To be sure, bad luck has overwhelmed this program at times, including close losses last year to both Clemson (on a missed chip-shot field goal) and Florida State (on a dropped would-be interception). Even in this year's opener, NC State dominated South Carolina in every statistic except the final score. So, yeah, a little salt over the shoulder might've been necessary to exorcise the demons.
Now, though, NC State looks more than capable of lining up with anyone. The Wolfpack's first nine drives all entered Louisville territory.
"They don't want to be denied what they feel is theirs right now," Doeren said. "They've had the struggle. You have to face your fear. You've got to grow up, to dig deep. Our guys did that."
QB Ryan Finley, who has now thrown 288 straight passes without an interception, the best mark in the nation, carved up Louisville's secondary.
NC State's defense, led by DE Bradley Chubb, tormented the Louisville offensive line, and while the D hardly corralled QB Lamar Jackson's magic, the Wolfpack still held their own, and LB Germaine Pratt finished things off with a pick-six on a late Jackson heave.
In the end, 24th-ranked NC State notched a second straight win over a ranked opponent, something the program hadn't done since 2010. It was the Wolfpack's first win as a ranked team since 2003. Indeed, a ranked NC State team hadn't beaten another ranked team (Louisville is No. 17) since 2002 -- and hadn't done so at home since 1992. It was a third straight ACC win, also something they hadn't done since 2002.
Talk about exorcising demons.
"We're playing with a chip on our shoulder," Finley said. "Last year was a tough season. When you go through the fire, you come out burned."
None of that is to suggest Doeren couldn't have used a little more positive mojo. NC State flamed out in the red zone too often and watched as Jackson worked his typical magic. It wasn't a performance that will strike fear into the current kings of the ACC, but Clemson should take notice. After all, it was the Tigers' good fortune that saved them against NC State last year. And this, clearly, is a new NC State team.
For Louisville, however, it was more of the same in a season that is torturously unraveling. Jackson was again spectacular, throwing for 354 yards and rushing for 73 more, accounting for three touchdowns. But his team did him no favors, with the secondary struggling, the receivers dropping numerous passes, and the O-line coughing up four sacks and getting flagged for five false starts. Forget the big numbers for Jackson. The loss puts his Heisman hopes on life support, and the image of Pratt scampering into the end zone will be what lingers.

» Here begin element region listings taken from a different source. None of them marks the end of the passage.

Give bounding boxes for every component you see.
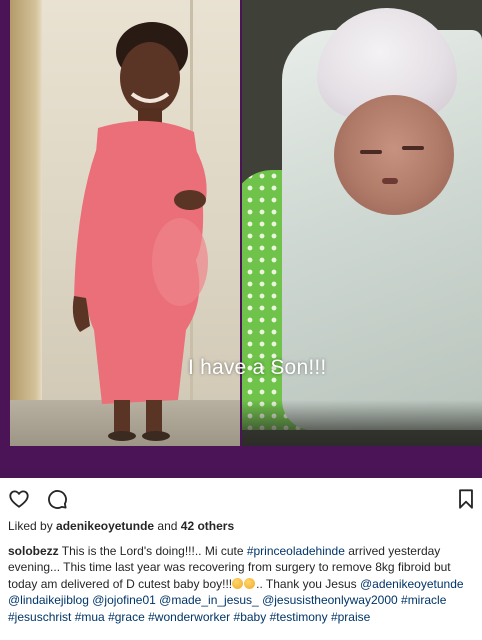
likes-others-link[interactable]: 42 others: [181, 519, 234, 533]
comment-icon[interactable]: [46, 488, 68, 510]
heart-icon[interactable]: [8, 488, 30, 510]
likes-prefix: Liked by: [8, 519, 53, 533]
post-caption: solobezz This is the Lord's doing!!!.. M…: [8, 543, 476, 625]
hashtag-link[interactable]: #miracle: [401, 593, 446, 607]
caption-text: .. Thank you Jesus: [256, 576, 360, 591]
hashtag-link[interactable]: #grace: [108, 610, 145, 624]
smiling-face-emoji-icon: [244, 577, 256, 589]
smiling-face-emoji-icon: [232, 577, 244, 589]
caption-username[interactable]: solobezz: [8, 544, 59, 558]
mention-link[interactable]: @made_in_jesus_: [159, 593, 259, 607]
mention-link[interactable]: @adenikeoyetunde: [360, 577, 464, 591]
shadow-bottom: [242, 400, 482, 446]
post-image[interactable]: I have a Son!!!: [0, 0, 482, 478]
mention-link[interactable]: @jojofine01: [92, 593, 156, 607]
likes-summary: Liked by adenikeoyetunde and 42 others: [8, 519, 234, 533]
hashtag-link[interactable]: #mua: [75, 610, 105, 624]
baby-face: [334, 95, 454, 215]
likes-conjunction: and: [157, 519, 178, 533]
bookmark-icon[interactable]: [455, 488, 477, 510]
hashtag-link[interactable]: #baby: [234, 610, 267, 624]
mention-link[interactable]: @jesusistheonlyway2000: [262, 593, 398, 607]
hashtag-link[interactable]: #praise: [331, 610, 370, 624]
baby-mouth: [382, 178, 398, 184]
hashtag-link[interactable]: #wonderworker: [148, 610, 230, 624]
baby-eye-left: [360, 150, 382, 154]
caption-text: This is the Lord's doing!!!.. Mi cute: [58, 544, 247, 558]
baby-eye-right: [402, 146, 424, 150]
mention-link[interactable]: @lindaikejiblog: [8, 593, 89, 607]
action-bar: [0, 478, 482, 516]
image-overlay-text: I have a Son!!!: [188, 356, 327, 379]
liked-by-user-link[interactable]: adenikeoyetunde: [56, 519, 154, 533]
hashtag-link[interactable]: #testimony: [270, 610, 328, 624]
hashtag-link[interactable]: #jesuschrist: [8, 610, 71, 624]
hashtag-link[interactable]: #princeoladehinde: [247, 544, 345, 558]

"We threw an interception for a touchdown," Louisville coach Bobby Petrino said, seeming to pin the ultimate failure on Jackson's errant throw. "That was really discouraging to me. If we get in a position to win, we've got to make the plays to go do it."
If this was the end for Jackson's Heisman run, however, it's just the start of an intriguing new storyline in the ACC. Sure, Florida State is down. No, Louisville will not meet expectations. But here's NC State, long forgotten but suddenly relevant.
This wasn't a "we want Clemson" statement game, perhaps. But it was a statement that Clemson's road to another ACC Atlantic title will at least include a speed bump in Raleigh, North Carolina.
"We've got that confidence in ourselves that we're one of the best teams in the country," Chubb said. "When you have that confidence, I feel like nobody can beat us."